The warning signs were there for anyone to stumble upon, days before the 18-year-old gunman entered a Texas elementary school on Tuesday, slaughtering 19 children and two teachers.
There was the Instagram photo of a hand holding a gun magazine, a TikTok profile that warned, “Kids be scared,” and the image of two AR-style semi-automatic rifles displayed on a rug, pinned to the top of the killer’s Instagram profile.
Shooters are leaving digital trails that hint at what’s to come long before they actually pull the trigger.
“When somebody starts posting pictures of guns they started purchasing, they’re announcing to the world that they’re changing who they are,” said Katherine Schweit, a retired FBI agent who spearheaded the agency’s active shooter program. “It absolutely is a cry for help. It’s a tease: can you catch me?”
The foreboding posts, however, are often lost in an endless grid of Instagram photos that feature semi-automatic rifles, handguns and ammunition. There’s even a popular hashtag devoted to encouraging Instagram users to upload daily photos of guns with more than 2 million posts attached to it.

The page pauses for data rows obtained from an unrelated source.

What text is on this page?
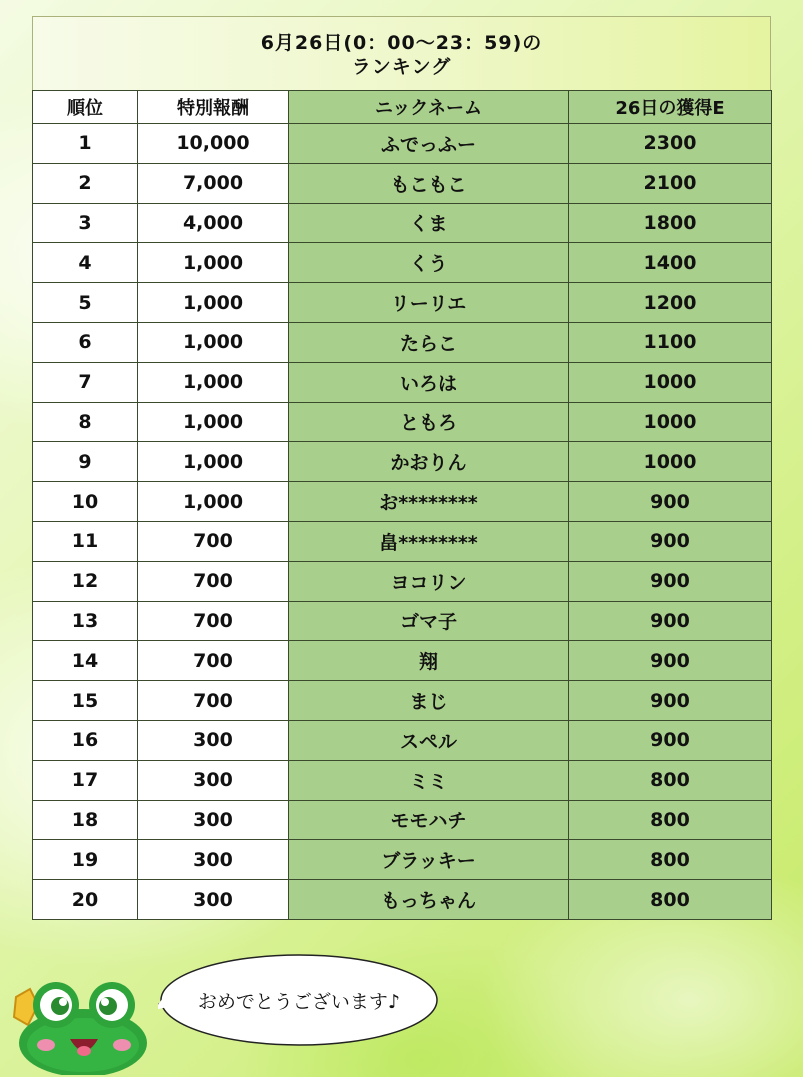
6月26日(0：00～23：59)の
ランキング
順位	特別報酬	ニックネーム	26日の獲得E
1	10,000	ふでっふー	2300
2	7,000	もこもこ	2100
3	4,000	くま	1800
4	1,000	くう	1400
5	1,000	リーリエ	1200
6	1,000	たらこ	1100
7	1,000	いろは	1000
8	1,000	ともろ	1000
9	1,000	かおりん	1000
10	1,000	お********	900
11	700	畠********	900
12	700	ヨコリン	900
13	700	ゴマ子	900
14	700	翔	900
15	700	まじ	900
16	300	スペル	900
17	300	ミミ	800
18	300	モモハチ	800
19	300	ブラッキー	800
20	300	もっちゃん	800
おめでとうございます♪
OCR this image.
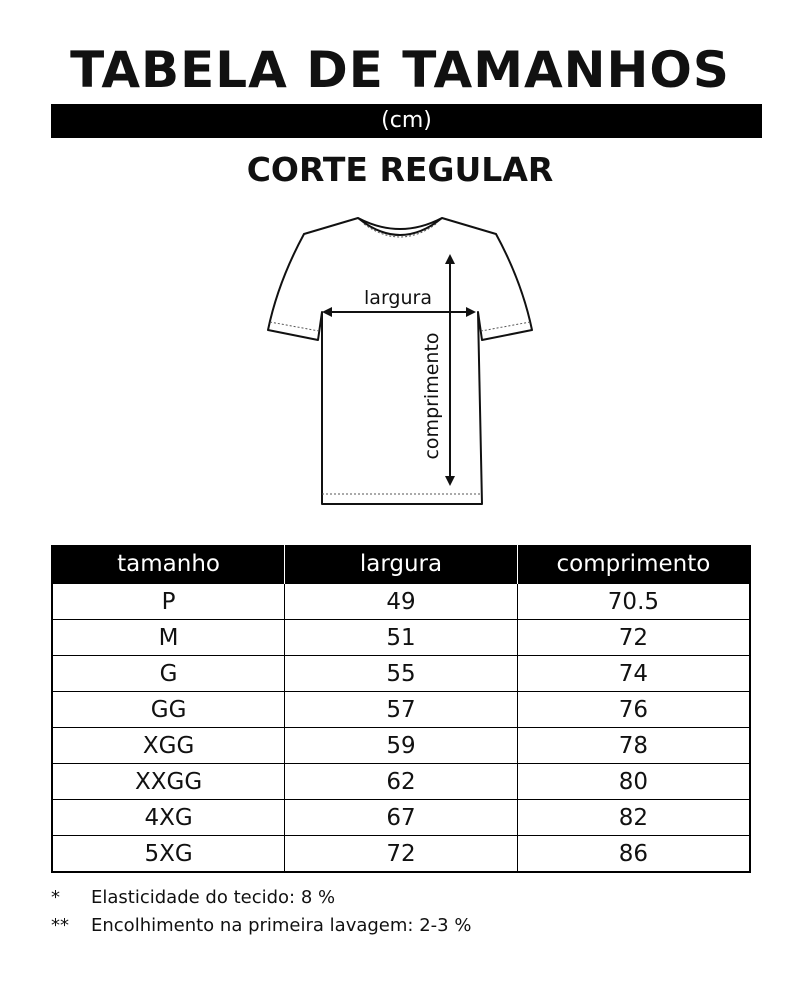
TABELA DE TAMANHOS
(cm)
CORTE REGULAR
largura
comprimento
tamanho	largura	comprimento
P	49	70.5
M	51	72
G	55	74
GG	57	76
XGG	59	78
XXGG	62	80
4XG	67	82
5XG	72	86
*	Elasticidade do tecido: 8 %
**	Encolhimento na primeira lavagem: 2-3 %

For law enforcement and social media companies, spotting a gun post from a potential mass shooter is like sifting through quicksand, Schweit said. That’s why she tells people not to ignore those types of posts, especially from children or young adults. Report it, she advises, to a school counsellor, the police or even the FBI tip line.
Increasingly, young men have taken to Instagram, which boasts a thriving gun community, to drop small hints of what’s to come with photos of their own weapons just days or weeks before executing a mass killing.
Before shooting 17 students and staff members dead at Marjory Stoneman Douglas High School in 2018, Nikolas Cruz posted on YouTube that he wanted to be a “professional school shooter, ” and shared photos of his face covered, posing with guns. The FBI took in a tip about Cruz’s YouTube comment but never followed up with Cruz.
In November, 15-year-old Ethan Crumbley shared a photo of a semi-automatic handgun his dad had purchased with the caption, “Just got my new beauty today, ” days before he went on to kill four students and injured seven others at his high school in Oxford Township, Michigan.
And days before entering a school classroom and killing 19 small children and two teachers, 18-year-old Salvador Ramos left similar clues across Instagram.
On May 20, the same day that law enforcement officials say Ramos purchased a second rifle, a picture of two AR-style semi-automatic rifles appeared on his Instagram. He tagged another Instagram user with more than 10,000 followers in the photo. In an exchange, later shared by that user, she asks why he tagged her in the photo.
“I barely know you and u tag me in a picture with some guns,” the Instagram user wrote, adding, “It’s just scary.”
The school district in Uvalde had even spent money on software that, using geofencing technology, monitors for potential threats in the area.
Ramos, however, didn’t make a direct threat in posts. Having recently turned 18, he was legally allowed to own the weapons in Texas.
His photos of semi-automatic rifles are one of many on platforms like Instagram, Facebook and YouTube where it’s commonplace to post pictures or videos of guns and shooter training videos are prevalent. YouTube prohibits users from posting instructions on how to convert firearms to automatic. But Meta, the parent company of Instagram and Facebook, does not limit photos or hashtags around firearms.
That makes it difficult for platforms to separate people posting gun photos as part of a hobby from those with violent intent, said Sara Aniano, a social media and disinformation researcher, most recently at Monmouth University.
“In a perfect world, there would be some magical algorithm that could detect a worrisome photo of a gun on Instagram,” Aniano said. “For a lot of reasons, that’s a slippery slope and impossible to do when there are people like gun collectors and gunsmiths who have no plan to use their weapon with ill intent.”
Meta said it was working with law enforcement officials Wednesday to investigate Ramos’ accounts. The company declined to answer questions about reports it might have received on Ramos’ accounts.